In May kinnikinick rugs become flower-beds. Each flower is a narrow-throated, pink-lipped, creamy-white jug, and is filled with a drop of exquisitely flavored honey. The jugs in a short time change to smooth purple berries, and in autumn they take on their winter dress of scarlet. When ripe the berries taste like mealy crab-apples. I have often seen chipmunks eating the berries, or apples, sitting up with the fruit in both their deft little hands, and eating it with such evident relish that I frequently found myself thinking of these berries as chipmunk’s apples.

Kinnikinick is widely distributed over the earth, and is most often found on gravelly slopes or sandy stretches. Frequently you will find it among scattered pines, trying to carpet their cathedral floor. Many a summer day I have lain down and rested on these flat and fluffy forest rugs, while between the tangled tops of the pines I looked at the blue of the sky or watched the white clouds so serenely floating there. Many a summer night upon these elastic spreads I have lain and gazed at the thick-sown stars, or watched the ebbing, fading camp-fire, at last to fall asleep and to rest as sweetly and serenely as ever did the Scotchman upon his heathered Highlands. Many a morning I have awakened late after a sleep so long that I had settled into the yielding mass and Kinnikinick had put up an arm, either to shield my face with its hand, or to show me, when I should awaken, its pretty red berries and bright green leaves.

Summer at an Altitude of 12,000 Feet

One morning, while visiting in a Blackfoot Indian camp, I saw the men smoking kinnikinick leaves, and I asked if they had any legend concerning the shrub. I felt sure they must have a fascinating story of it which told of the Great Spirit’s love for Kinnikinick, but they had none. One of them said he had heard the Piute Indians tell why the Great Spirit had made it, but he could not remember the account. I inquired among many Indians, feeling that I should at last learn a happy legend concerning it, but in vain. One night, however, by my camp-fire, I dreamed that some Alaska Indians told me this legend: —

Long, long ago, Kinnikinick was a small tree with brown berries and broad leaves which dropped to the ground in autumn. One year a great snow came while the leaves were still on, and all trees were flattened upon the ground by the weight of the clinging snow.

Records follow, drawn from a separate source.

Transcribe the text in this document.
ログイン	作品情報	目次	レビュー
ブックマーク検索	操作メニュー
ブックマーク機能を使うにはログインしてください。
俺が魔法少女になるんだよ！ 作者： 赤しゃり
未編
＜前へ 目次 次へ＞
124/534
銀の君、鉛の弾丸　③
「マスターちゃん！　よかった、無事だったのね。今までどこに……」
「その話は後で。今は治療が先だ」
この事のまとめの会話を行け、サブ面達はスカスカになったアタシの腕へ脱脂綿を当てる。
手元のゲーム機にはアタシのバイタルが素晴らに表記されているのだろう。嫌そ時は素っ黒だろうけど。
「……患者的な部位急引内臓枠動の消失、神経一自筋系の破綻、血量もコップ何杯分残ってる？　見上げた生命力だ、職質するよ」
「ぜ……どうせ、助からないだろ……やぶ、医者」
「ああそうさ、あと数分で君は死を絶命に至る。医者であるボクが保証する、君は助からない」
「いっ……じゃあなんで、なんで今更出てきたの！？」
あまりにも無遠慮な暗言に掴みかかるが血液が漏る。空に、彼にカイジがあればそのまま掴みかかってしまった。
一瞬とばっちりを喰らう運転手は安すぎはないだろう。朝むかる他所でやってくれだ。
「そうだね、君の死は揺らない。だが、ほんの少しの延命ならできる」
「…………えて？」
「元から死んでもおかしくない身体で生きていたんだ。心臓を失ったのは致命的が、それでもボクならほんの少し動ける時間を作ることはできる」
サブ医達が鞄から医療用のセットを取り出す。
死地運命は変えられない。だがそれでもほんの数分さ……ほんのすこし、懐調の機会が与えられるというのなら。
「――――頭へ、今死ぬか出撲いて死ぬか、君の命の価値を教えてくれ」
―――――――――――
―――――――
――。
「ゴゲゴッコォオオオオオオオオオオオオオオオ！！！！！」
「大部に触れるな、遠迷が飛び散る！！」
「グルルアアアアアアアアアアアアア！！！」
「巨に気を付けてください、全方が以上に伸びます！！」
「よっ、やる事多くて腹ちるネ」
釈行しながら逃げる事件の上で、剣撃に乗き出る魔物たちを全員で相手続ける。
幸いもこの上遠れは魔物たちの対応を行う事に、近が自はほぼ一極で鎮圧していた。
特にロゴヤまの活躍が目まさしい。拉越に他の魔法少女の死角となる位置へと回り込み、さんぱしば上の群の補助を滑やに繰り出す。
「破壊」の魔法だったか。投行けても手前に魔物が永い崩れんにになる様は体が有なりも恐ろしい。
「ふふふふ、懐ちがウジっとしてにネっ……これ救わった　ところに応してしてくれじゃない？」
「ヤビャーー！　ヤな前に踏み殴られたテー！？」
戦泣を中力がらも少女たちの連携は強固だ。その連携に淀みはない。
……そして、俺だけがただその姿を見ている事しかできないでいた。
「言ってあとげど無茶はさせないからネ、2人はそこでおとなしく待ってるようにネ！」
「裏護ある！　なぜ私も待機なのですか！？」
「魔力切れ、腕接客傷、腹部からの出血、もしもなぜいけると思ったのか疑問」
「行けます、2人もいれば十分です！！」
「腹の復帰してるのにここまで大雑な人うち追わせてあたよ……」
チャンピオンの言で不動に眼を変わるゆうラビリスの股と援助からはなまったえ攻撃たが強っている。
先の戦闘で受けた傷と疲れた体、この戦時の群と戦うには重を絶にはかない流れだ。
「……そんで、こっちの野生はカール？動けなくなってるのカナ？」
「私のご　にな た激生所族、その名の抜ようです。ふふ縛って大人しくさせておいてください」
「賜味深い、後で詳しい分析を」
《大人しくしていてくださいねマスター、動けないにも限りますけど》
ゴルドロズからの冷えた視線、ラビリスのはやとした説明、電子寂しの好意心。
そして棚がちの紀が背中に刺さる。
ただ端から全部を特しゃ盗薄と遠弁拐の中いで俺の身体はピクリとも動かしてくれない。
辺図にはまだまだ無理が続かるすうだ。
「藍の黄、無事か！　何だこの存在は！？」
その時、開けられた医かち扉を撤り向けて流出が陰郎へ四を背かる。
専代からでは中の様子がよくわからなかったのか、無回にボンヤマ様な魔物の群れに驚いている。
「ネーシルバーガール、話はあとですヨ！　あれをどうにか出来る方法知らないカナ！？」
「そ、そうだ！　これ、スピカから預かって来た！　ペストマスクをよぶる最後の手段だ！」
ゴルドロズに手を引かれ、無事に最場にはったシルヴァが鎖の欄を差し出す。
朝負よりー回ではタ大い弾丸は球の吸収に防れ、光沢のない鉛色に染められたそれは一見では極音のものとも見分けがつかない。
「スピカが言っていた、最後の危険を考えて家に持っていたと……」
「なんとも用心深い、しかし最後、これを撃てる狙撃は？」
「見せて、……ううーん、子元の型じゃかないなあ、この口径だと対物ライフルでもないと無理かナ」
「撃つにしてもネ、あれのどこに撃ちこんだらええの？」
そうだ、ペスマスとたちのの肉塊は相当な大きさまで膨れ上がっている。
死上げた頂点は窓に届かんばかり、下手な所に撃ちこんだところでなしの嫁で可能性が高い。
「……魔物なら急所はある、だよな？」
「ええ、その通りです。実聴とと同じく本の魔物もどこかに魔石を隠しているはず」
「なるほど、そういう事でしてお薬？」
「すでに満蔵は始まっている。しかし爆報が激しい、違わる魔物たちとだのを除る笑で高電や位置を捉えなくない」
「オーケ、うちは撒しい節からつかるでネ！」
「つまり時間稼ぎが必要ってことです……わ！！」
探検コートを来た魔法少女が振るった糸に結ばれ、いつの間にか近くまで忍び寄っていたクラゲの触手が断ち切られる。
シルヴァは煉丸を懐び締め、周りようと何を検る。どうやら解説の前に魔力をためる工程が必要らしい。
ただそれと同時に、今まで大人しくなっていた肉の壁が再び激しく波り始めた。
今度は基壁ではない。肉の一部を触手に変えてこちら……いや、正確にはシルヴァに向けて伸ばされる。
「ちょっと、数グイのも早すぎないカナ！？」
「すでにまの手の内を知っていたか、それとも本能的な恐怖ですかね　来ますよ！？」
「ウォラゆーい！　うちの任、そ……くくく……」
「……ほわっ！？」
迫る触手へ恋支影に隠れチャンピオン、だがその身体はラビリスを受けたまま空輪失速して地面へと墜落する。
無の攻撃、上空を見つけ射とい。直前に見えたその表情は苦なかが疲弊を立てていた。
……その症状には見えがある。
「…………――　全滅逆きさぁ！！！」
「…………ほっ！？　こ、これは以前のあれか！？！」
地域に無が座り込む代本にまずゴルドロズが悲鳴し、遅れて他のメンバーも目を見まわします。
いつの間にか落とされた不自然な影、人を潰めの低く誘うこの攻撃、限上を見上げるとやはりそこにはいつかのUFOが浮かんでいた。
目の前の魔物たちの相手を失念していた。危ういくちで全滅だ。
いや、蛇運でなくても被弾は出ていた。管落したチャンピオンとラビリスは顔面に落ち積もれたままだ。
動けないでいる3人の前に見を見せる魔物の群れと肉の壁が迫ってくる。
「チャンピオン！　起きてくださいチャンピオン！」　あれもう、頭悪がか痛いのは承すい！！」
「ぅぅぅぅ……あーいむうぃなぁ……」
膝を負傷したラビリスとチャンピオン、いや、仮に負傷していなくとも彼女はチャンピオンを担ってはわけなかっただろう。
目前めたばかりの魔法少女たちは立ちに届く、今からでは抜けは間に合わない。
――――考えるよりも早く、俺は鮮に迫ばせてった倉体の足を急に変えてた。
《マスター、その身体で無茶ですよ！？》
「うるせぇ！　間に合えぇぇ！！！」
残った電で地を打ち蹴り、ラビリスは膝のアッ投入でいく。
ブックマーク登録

All broad-leaved trees except Kinnikinick died. When the snow melted, Kinnikinick was still alive, but pressed out upon the ground, crushed so that it could not rise. It started to grow, however, and spread out its limbs on the surface very like a root growth. The Great Spirit was so pleased with Kinnikinick’s efforts that he decided to let it live on in its new form, and also that he would send it to colonize many places where it had never been. He changed its berries from brown to red, so that the birds could see its fruit and scatter its seeds far and wide. Its leaves were reduced in size and made permanently green, so that Kinnikinick, like the pines it loves and helps, could wear green all the time.

Whenever I see a place that has been made barren and ugly by the thoughtlessness of man, I like to think of Kinnikinick, for I know it will beautify these places if given a chance to do so. There are on earth millions of acres now almost desert that may some time be changed and beautified by this cheerful, modest plant. Some time many bald and barren places in the Rockies will be plumed with pines, bannered with flowers, have brooks, butterflies, and singing birds, — all of these, and homes, too, around which children will play, — because of the reclaiming work which will be done by charming Kinnikinick.